FDA gives Invacare permission to ramp up manufacturing
Invacare is finally free to build as many wheelchairs as it pleases.
The U.S. Food and Drug Administration has given the company permission to ramp up manufacturing at its Taylor Street plant in Elyria.
The decision could help the medical equipment maker reverse its fortunes: In December 2012, the FDA issued a consent decree forcing the company to shut down almost all manufacturing operations at its Taylor Street plant and overhaul its quality control system.
But the company's stock price jumped almost immediately after Invacare put out a news release announcing the FDA's decision. That price was hovering around $15 per share at 10:30 a.m. on Tuesday, July 25, up about 19% from $12.65 when markets closed on July 24.
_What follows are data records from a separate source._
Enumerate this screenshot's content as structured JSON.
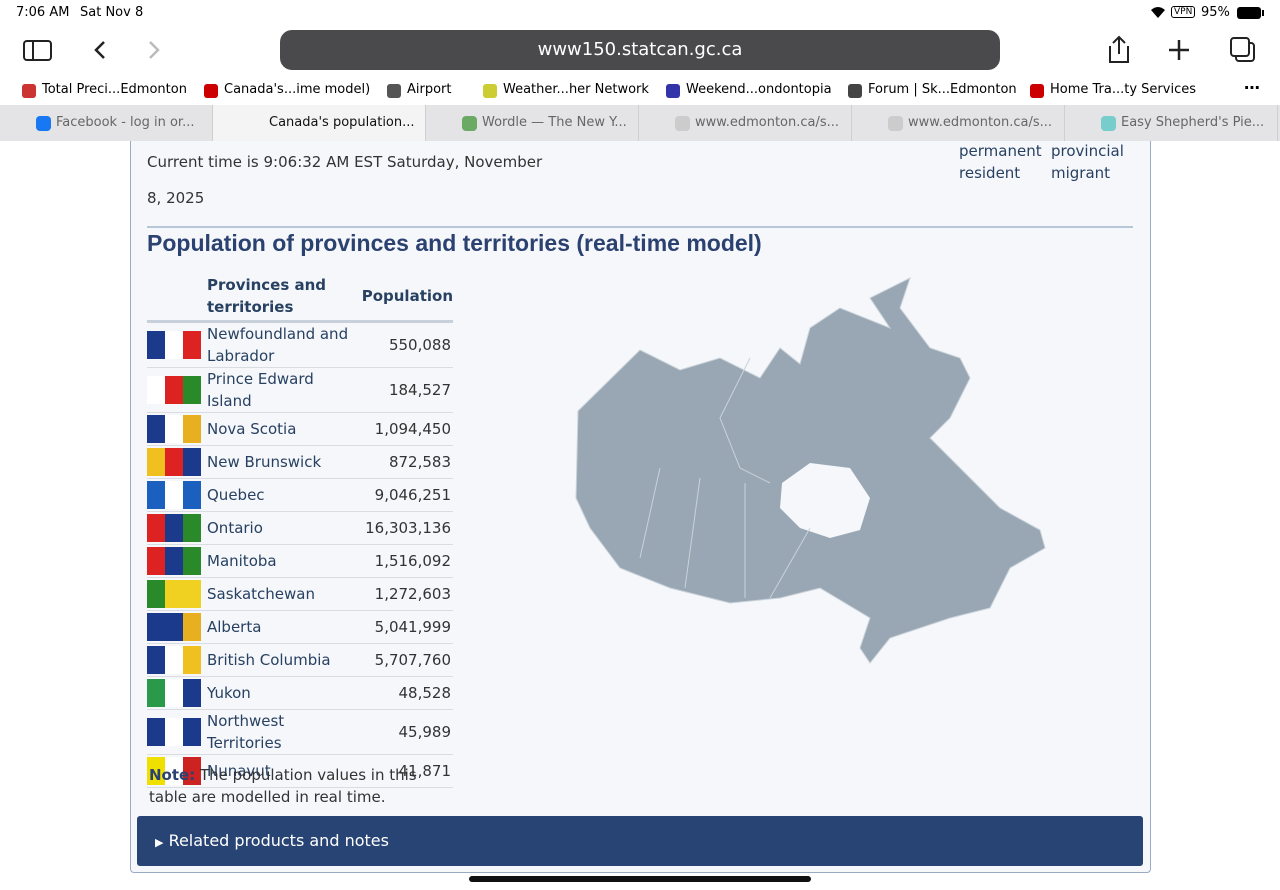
{
  "status_bar": {
    "time": "7:06 AM",
    "date": "Sat Nov 8",
    "vpn": "VPN",
    "battery": "95%"
  },
  "address_bar": {
    "url": "www150.statcan.gc.ca"
  },
  "bookmarks": [
    "Total Preci...Edmonton",
    "Canada's...ime model)",
    "Airport",
    "Weather...her Network",
    "Weekend...ondontopia",
    "Forum | Sk...Edmonton",
    "Home Tra...ty Services"
  ],
  "tabs": [
    "Facebook - log in or...",
    "Canada's population...",
    "Wordle — The New Y...",
    "www.edmonton.ca/s...",
    "www.edmonton.ca/s...",
    "Easy Shepherd's Pie..."
  ],
  "content": {
    "current_time": "Current time is 9:06:32 AM EST Saturday, November 8, 2025",
    "side_labels": [
      "permanent resident",
      "provincial migrant"
    ],
    "title": "Population of provinces and territories (real-time model)",
    "table": {
      "headers": [
        "Provinces and territories",
        "Population"
      ],
      "rows": [
        [
          "Newfoundland and Labrador",
          "550,088"
        ],
        [
          "Prince Edward Island",
          "184,527"
        ],
        [
          "Nova Scotia",
          "1,094,450"
        ],
        [
          "New Brunswick",
          "872,583"
        ],
        [
          "Quebec",
          "9,046,251"
        ],
        [
          "Ontario",
          "16,303,136"
        ],
        [
          "Manitoba",
          "1,516,092"
        ],
        [
          "Saskatchewan",
          "1,272,603"
        ],
        [
          "Alberta",
          "5,041,999"
        ],
        [
          "British Columbia",
          "5,707,760"
        ],
        [
          "Yukon",
          "48,528"
        ],
        [
          "Northwest Territories",
          "45,989"
        ],
        [
          "Nunavut",
          "41,871"
        ]
      ]
    },
    "note_label": "Note:",
    "note_text": "The population values in this table are modelled in real time.",
    "details": "Related products and notes"
  }
}
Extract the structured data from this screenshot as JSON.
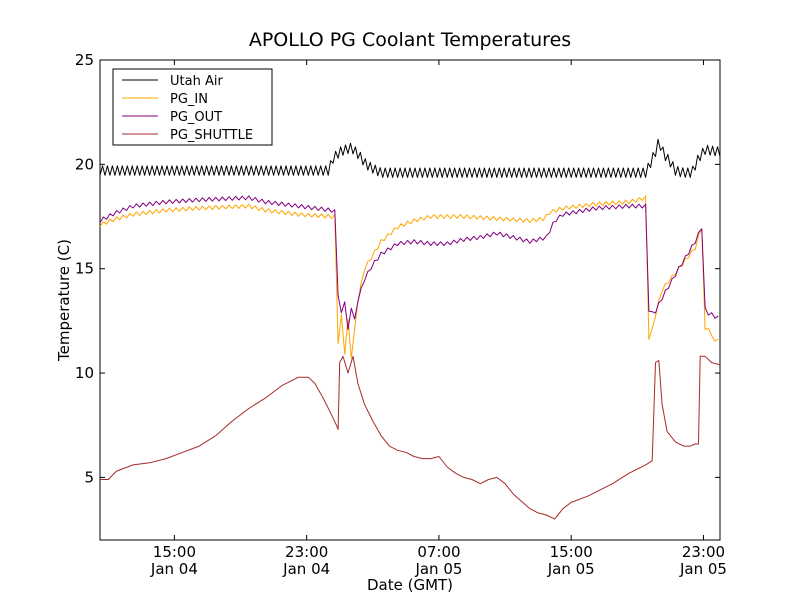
{
  "chart_data": {
    "type": "line",
    "title": "APOLLO PG Coolant Temperatures",
    "xlabel": "Date (GMT)",
    "ylabel": "Temperature (C)",
    "x_unit": "hours since Jan 04 10:00 GMT",
    "xlim": [
      0,
      37.5
    ],
    "ylim": [
      2,
      25
    ],
    "yticks": [
      5,
      10,
      15,
      20,
      25
    ],
    "xticks": [
      {
        "x": 4.5,
        "line1": "15:00",
        "line2": "Jan 04"
      },
      {
        "x": 12.5,
        "line1": "23:00",
        "line2": "Jan 04"
      },
      {
        "x": 20.5,
        "line1": "07:00",
        "line2": "Jan 05"
      },
      {
        "x": 28.5,
        "line1": "15:00",
        "line2": "Jan 05"
      },
      {
        "x": 36.5,
        "line1": "23:00",
        "line2": "Jan 05"
      }
    ],
    "legend": {
      "position": "top-left"
    },
    "series": [
      {
        "name": "Utah Air",
        "color": "#000000",
        "oscillation": 0.45,
        "oscillation_period": 0.3,
        "points": [
          [
            0,
            19.7
          ],
          [
            13.9,
            19.7
          ],
          [
            14.0,
            20.2
          ],
          [
            14.5,
            20.6
          ],
          [
            15.2,
            20.8
          ],
          [
            15.6,
            20.5
          ],
          [
            16.1,
            20.0
          ],
          [
            16.5,
            19.8
          ],
          [
            17.0,
            19.6
          ],
          [
            17.4,
            19.6
          ],
          [
            29.0,
            19.6
          ],
          [
            33.0,
            19.6
          ],
          [
            33.2,
            19.9
          ],
          [
            33.6,
            20.6
          ],
          [
            33.8,
            21.1
          ],
          [
            34.1,
            20.5
          ],
          [
            34.5,
            20.1
          ],
          [
            34.8,
            19.7
          ],
          [
            35.3,
            19.6
          ],
          [
            35.8,
            19.6
          ],
          [
            36.2,
            20.3
          ],
          [
            36.6,
            20.7
          ],
          [
            37.5,
            20.6
          ]
        ]
      },
      {
        "name": "PG_IN",
        "color": "#FFA500",
        "oscillation": 0.18,
        "oscillation_period": 0.4,
        "points": [
          [
            0,
            17.1
          ],
          [
            1,
            17.4
          ],
          [
            2,
            17.6
          ],
          [
            4,
            17.8
          ],
          [
            6,
            17.9
          ],
          [
            9,
            18.0
          ],
          [
            10,
            17.8
          ],
          [
            12,
            17.6
          ],
          [
            14,
            17.5
          ],
          [
            14.3,
            17.5
          ],
          [
            14.4,
            11.5
          ],
          [
            14.6,
            12.7
          ],
          [
            14.8,
            11.0
          ],
          [
            15.0,
            12.5
          ],
          [
            15.2,
            10.8
          ],
          [
            15.4,
            12.0
          ],
          [
            15.6,
            13.5
          ],
          [
            16.0,
            15.0
          ],
          [
            17,
            16.3
          ],
          [
            18,
            17.0
          ],
          [
            19,
            17.3
          ],
          [
            20,
            17.5
          ],
          [
            22,
            17.5
          ],
          [
            24,
            17.4
          ],
          [
            26,
            17.3
          ],
          [
            26.9,
            17.4
          ],
          [
            27.2,
            17.7
          ],
          [
            28,
            17.9
          ],
          [
            30,
            18.1
          ],
          [
            32,
            18.2
          ],
          [
            33,
            18.4
          ],
          [
            33.1,
            11.8
          ],
          [
            33.3,
            11.6
          ],
          [
            33.5,
            12.5
          ],
          [
            34,
            14.0
          ],
          [
            35,
            15.0
          ],
          [
            36,
            16.0
          ],
          [
            36.2,
            16.5
          ],
          [
            36.4,
            17.0
          ],
          [
            36.5,
            11.5
          ],
          [
            36.7,
            12.5
          ],
          [
            37,
            11.7
          ],
          [
            37.5,
            11.5
          ]
        ]
      },
      {
        "name": "PG_OUT",
        "color": "#800080",
        "oscillation": 0.18,
        "oscillation_period": 0.4,
        "points": [
          [
            0,
            17.3
          ],
          [
            1,
            17.7
          ],
          [
            2,
            18.0
          ],
          [
            4,
            18.2
          ],
          [
            6,
            18.3
          ],
          [
            9,
            18.4
          ],
          [
            10,
            18.2
          ],
          [
            12,
            18.0
          ],
          [
            14,
            17.8
          ],
          [
            14.3,
            17.7
          ],
          [
            14.4,
            13.8
          ],
          [
            14.6,
            12.8
          ],
          [
            14.8,
            13.5
          ],
          [
            15.0,
            12.0
          ],
          [
            15.2,
            13.2
          ],
          [
            15.4,
            12.5
          ],
          [
            15.6,
            13.5
          ],
          [
            16.0,
            14.5
          ],
          [
            16.5,
            15.2
          ],
          [
            17,
            15.7
          ],
          [
            18,
            16.2
          ],
          [
            19,
            16.3
          ],
          [
            20,
            16.2
          ],
          [
            21,
            16.2
          ],
          [
            22,
            16.4
          ],
          [
            23,
            16.5
          ],
          [
            24,
            16.7
          ],
          [
            25,
            16.5
          ],
          [
            26,
            16.3
          ],
          [
            27,
            16.5
          ],
          [
            27.5,
            17.3
          ],
          [
            28,
            17.6
          ],
          [
            30,
            17.9
          ],
          [
            32,
            18.0
          ],
          [
            33,
            18.0
          ],
          [
            33.1,
            13.2
          ],
          [
            33.3,
            12.9
          ],
          [
            33.5,
            12.8
          ],
          [
            34,
            13.6
          ],
          [
            35,
            15.0
          ],
          [
            36,
            16.3
          ],
          [
            36.4,
            17.0
          ],
          [
            36.5,
            13.2
          ],
          [
            36.7,
            12.9
          ],
          [
            37,
            12.8
          ],
          [
            37.5,
            12.6
          ]
        ]
      },
      {
        "name": "PG_SHUTTLE",
        "color": "#A52A2A",
        "oscillation": 0,
        "oscillation_period": 0.4,
        "points": [
          [
            0,
            4.9
          ],
          [
            0.5,
            4.9
          ],
          [
            1,
            5.3
          ],
          [
            2,
            5.6
          ],
          [
            3,
            5.7
          ],
          [
            4,
            5.9
          ],
          [
            5,
            6.2
          ],
          [
            6,
            6.5
          ],
          [
            7,
            7.0
          ],
          [
            8,
            7.7
          ],
          [
            9,
            8.3
          ],
          [
            10,
            8.8
          ],
          [
            11,
            9.4
          ],
          [
            12,
            9.8
          ],
          [
            12.6,
            9.8
          ],
          [
            13,
            9.5
          ],
          [
            13.5,
            8.8
          ],
          [
            14,
            8.0
          ],
          [
            14.3,
            7.5
          ],
          [
            14.4,
            7.3
          ],
          [
            14.5,
            10.5
          ],
          [
            14.7,
            10.8
          ],
          [
            15.0,
            10.0
          ],
          [
            15.3,
            10.8
          ],
          [
            15.6,
            9.5
          ],
          [
            16,
            8.5
          ],
          [
            16.5,
            7.7
          ],
          [
            17,
            7.0
          ],
          [
            17.5,
            6.5
          ],
          [
            18,
            6.3
          ],
          [
            18.5,
            6.2
          ],
          [
            19,
            6.0
          ],
          [
            19.5,
            5.9
          ],
          [
            20,
            5.9
          ],
          [
            20.5,
            6.0
          ],
          [
            21,
            5.5
          ],
          [
            21.5,
            5.2
          ],
          [
            22,
            5.0
          ],
          [
            22.5,
            4.9
          ],
          [
            23,
            4.7
          ],
          [
            23.5,
            4.9
          ],
          [
            24,
            5.0
          ],
          [
            24.5,
            4.7
          ],
          [
            25,
            4.2
          ],
          [
            26,
            3.5
          ],
          [
            26.5,
            3.3
          ],
          [
            27,
            3.2
          ],
          [
            27.5,
            3.0
          ],
          [
            28,
            3.5
          ],
          [
            28.5,
            3.8
          ],
          [
            29.5,
            4.1
          ],
          [
            30.5,
            4.5
          ],
          [
            31,
            4.7
          ],
          [
            32,
            5.2
          ],
          [
            33,
            5.6
          ],
          [
            33.4,
            5.8
          ],
          [
            33.6,
            10.5
          ],
          [
            33.8,
            10.6
          ],
          [
            34,
            8.5
          ],
          [
            34.3,
            7.2
          ],
          [
            34.8,
            6.7
          ],
          [
            35.3,
            6.5
          ],
          [
            35.7,
            6.5
          ],
          [
            36.0,
            6.6
          ],
          [
            36.2,
            6.6
          ],
          [
            36.3,
            10.8
          ],
          [
            36.6,
            10.8
          ],
          [
            37,
            10.5
          ],
          [
            37.5,
            10.4
          ]
        ]
      }
    ]
  }
}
The FDA hasn't lifted the entire consent decree, however: Invacare's headquarters and Taylor Street plant will still have to undergo regular inspections over the next five years to ensure that the company remains in compliance with FDA standards, according to the news release. A third-party auditor will conduct inspections every six months for the first year and then every 12 months for the next four years. Invacare will chose the auditor.
Invacare CEO Matthew Monaghan said that the ordeal has made the company stronger.
"The consent decree was a precipitating event for Invacare, and it caused us to evaluate all areas of the business," he stated in the release.
"We are emerging from this experience with a new, stronger foundation. While our transformation remains ongoing, we now have a leadership team with robust medical device and quality backgrounds; a clear transformation strategy that aligns the company toward its more clinically complex mix of products; a new commercial focus on our clinical competencies to better meet the needs of our complex rehab and post-acute customers; and an exciting new product portfolio," Monaghan said.